Let's look at a sample game from the tournament.

In [None]:
# Get first game involving vLLM (either side)
vllm_game = None
for game in results['games']:
    if 'vllm' in [game['white_agent_spec'], game['black_agent_spec']]:
        vllm_game = game
        break

if vllm_game:
    print("Sample Game:")
    print("=" * 60)
    print(f"Game ID: {vllm_game['id']}")
    print(f"White: {vllm_game['white_agent_spec']}")
    print(f"Black: {vllm_game['black_agent_spec']}")
    print(f"Result: {vllm_game['result']}")  # "1-0", "0-1", "1-1", or "*"
    print(f"Moves: {vllm_game['moves_played']}")
    print(f"Reason: {vllm_game['game_over_reason']}")
    print(f"Final FEN: {vllm_game['final_fen']}")
    
    # PGN path on disk
    pgn_path = vllm_game.get('pgn_path', '')
    if pgn_path:
        print(f"\nPGN file: {pgn_path}")
        print("You can open this file and paste the PGN into: https://lichess.org/paste")
    else:
        print("\nNo PGN path recorded for this game.")
else:
    print("No vLLM games found in results.")

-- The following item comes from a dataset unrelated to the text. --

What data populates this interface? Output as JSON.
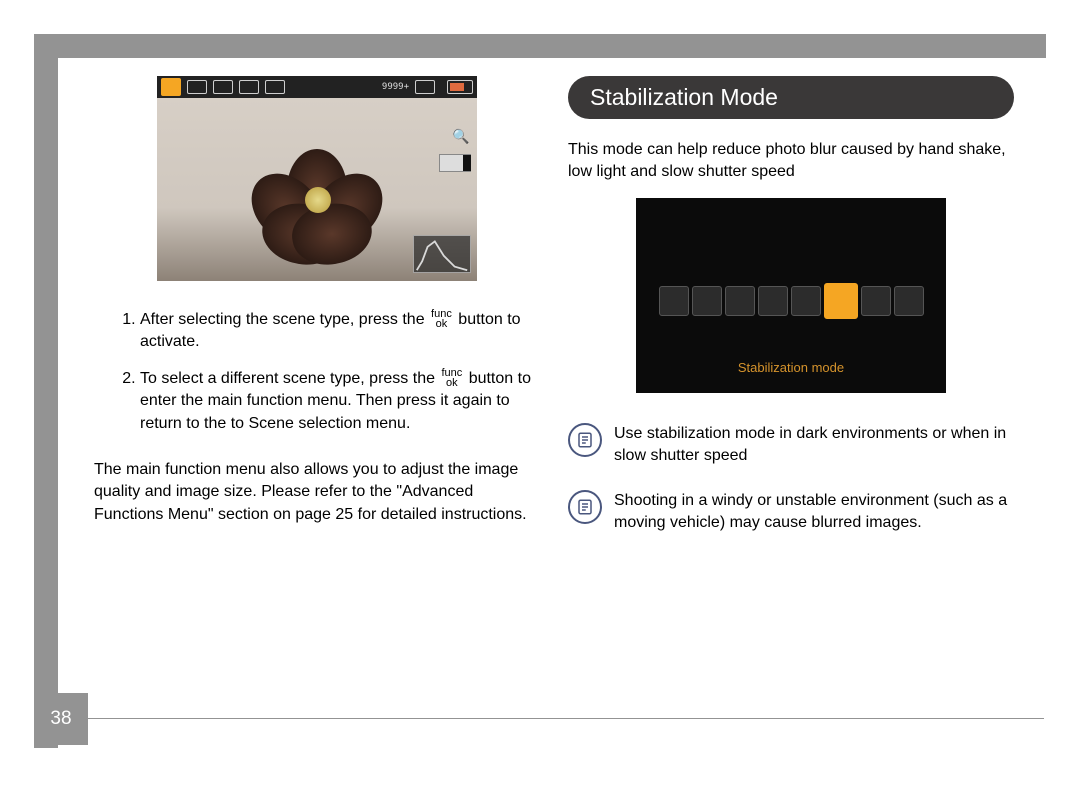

## Step 9: Compare Different Parallelism Levels

Let's visualize how concurrency affects performance.

In [None]:
# This data comes from the concurrency benchmark we ran
concurrency_data = {
    'Concurrency': [1, 2, 4, 8],
    'Throughput (req/s)': [1.53, 1.89, 2.15, 2.17],
    'Mean Latency (s)': [0.653, 1.057, 1.860, 3.315],
    'Speedup': [1.00, 1.23, 1.40, 1.42]
}

df_concurrency = pd.DataFrame(concurrency_data)

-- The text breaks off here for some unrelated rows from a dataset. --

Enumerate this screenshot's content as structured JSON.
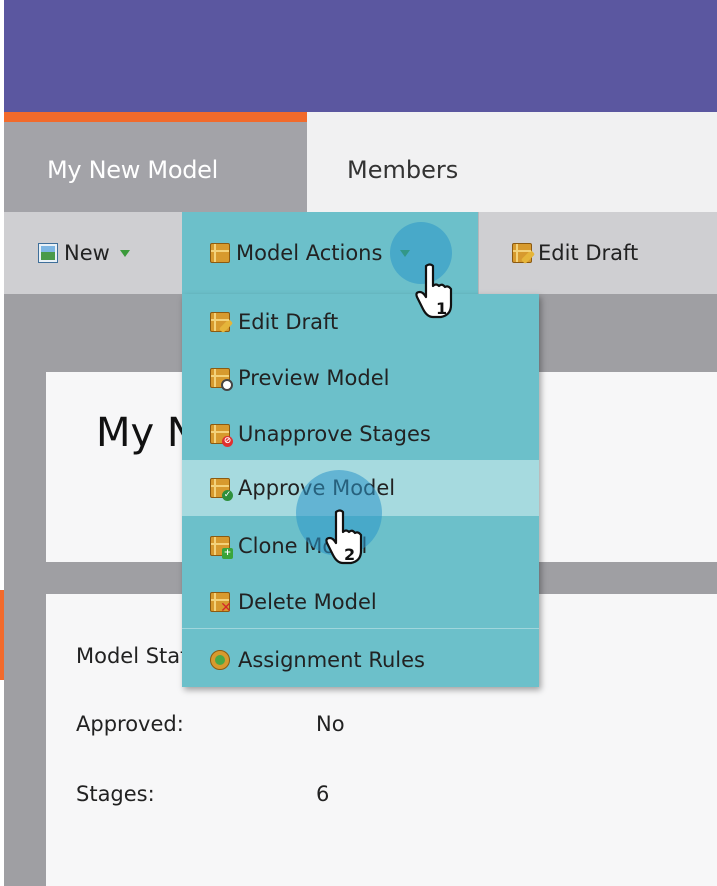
{
  "tabs": [
    {
      "label": "My New Model"
    },
    {
      "label": "Members"
    }
  ],
  "toolbar": {
    "new_label": "New",
    "model_actions_label": "Model Actions",
    "edit_draft_label": "Edit Draft"
  },
  "menu": {
    "items": [
      {
        "label": "Edit Draft",
        "icon": "edit-draft-icon"
      },
      {
        "label": "Preview Model",
        "icon": "preview-model-icon"
      },
      {
        "label": "Unapprove Stages",
        "icon": "unapprove-stages-icon"
      },
      {
        "label": "Approve Model",
        "icon": "approve-model-icon"
      },
      {
        "label": "Clone Model",
        "icon": "clone-model-icon"
      },
      {
        "label": "Delete Model",
        "icon": "delete-model-icon"
      },
      {
        "label": "Assignment Rules",
        "icon": "assignment-rules-icon"
      }
    ]
  },
  "page": {
    "title": "My New Model"
  },
  "info": {
    "model_status_label": "Model Status:",
    "approved_label": "Approved:",
    "approved_value": "No",
    "stages_label": "Stages:",
    "stages_value": "6"
  },
  "callouts": {
    "step1": "1",
    "step2": "2"
  },
  "colors": {
    "header": "#5b57a0",
    "tab_accent": "#f26a2b",
    "menu_bg": "#6cc0ca",
    "menu_highlight": "#a6dadf"
  }
}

print("Concurrency Performance:")
print("=" * 70)
print(df_concurrency.to_string(index=False))
print("\nKey Insights:")
print("- Best performance at parallelism=4 (matches server batch_size)")
print("- 1.4x throughput improvement with automatic batching")
print("- Individual latency increases, but total time decreases")
print("- Minimal benefit beyond parallelism=4 (server saturated)")

## Summary

Congratulations! You've successfully:

- Run chess tournaments with TrueSkill ratings  
- Leveraged automatic request batching for 1.4x throughput  
- Evaluated model strength against multiple baselines  
- Analyzed performance with detailed metrics  
- Understood concurrency trade-offs  

**Key Takeaways:**

1. **Automatic Concurrency**: Process-level parallelism (`p_map`) + vLLM continuous batching work together automatically
2. **Optimal Parallelism**: Set `--parallelism` to match `max_num_seqs` (typically 4) for best throughput
3. **Throughput vs Latency**: Individual requests slower, but total throughput higher
4. **Real-world Benefit**: Tournament games complete ~40% faster with parallelism=4

**Next Steps:**

- Fine-tune your model further based on tournament weaknesses
- Experiment with different training datasets
- Test against stronger opponents (Stockfish skill 15-20)
- Deploy to production with learned configurations
- Share your results with the community!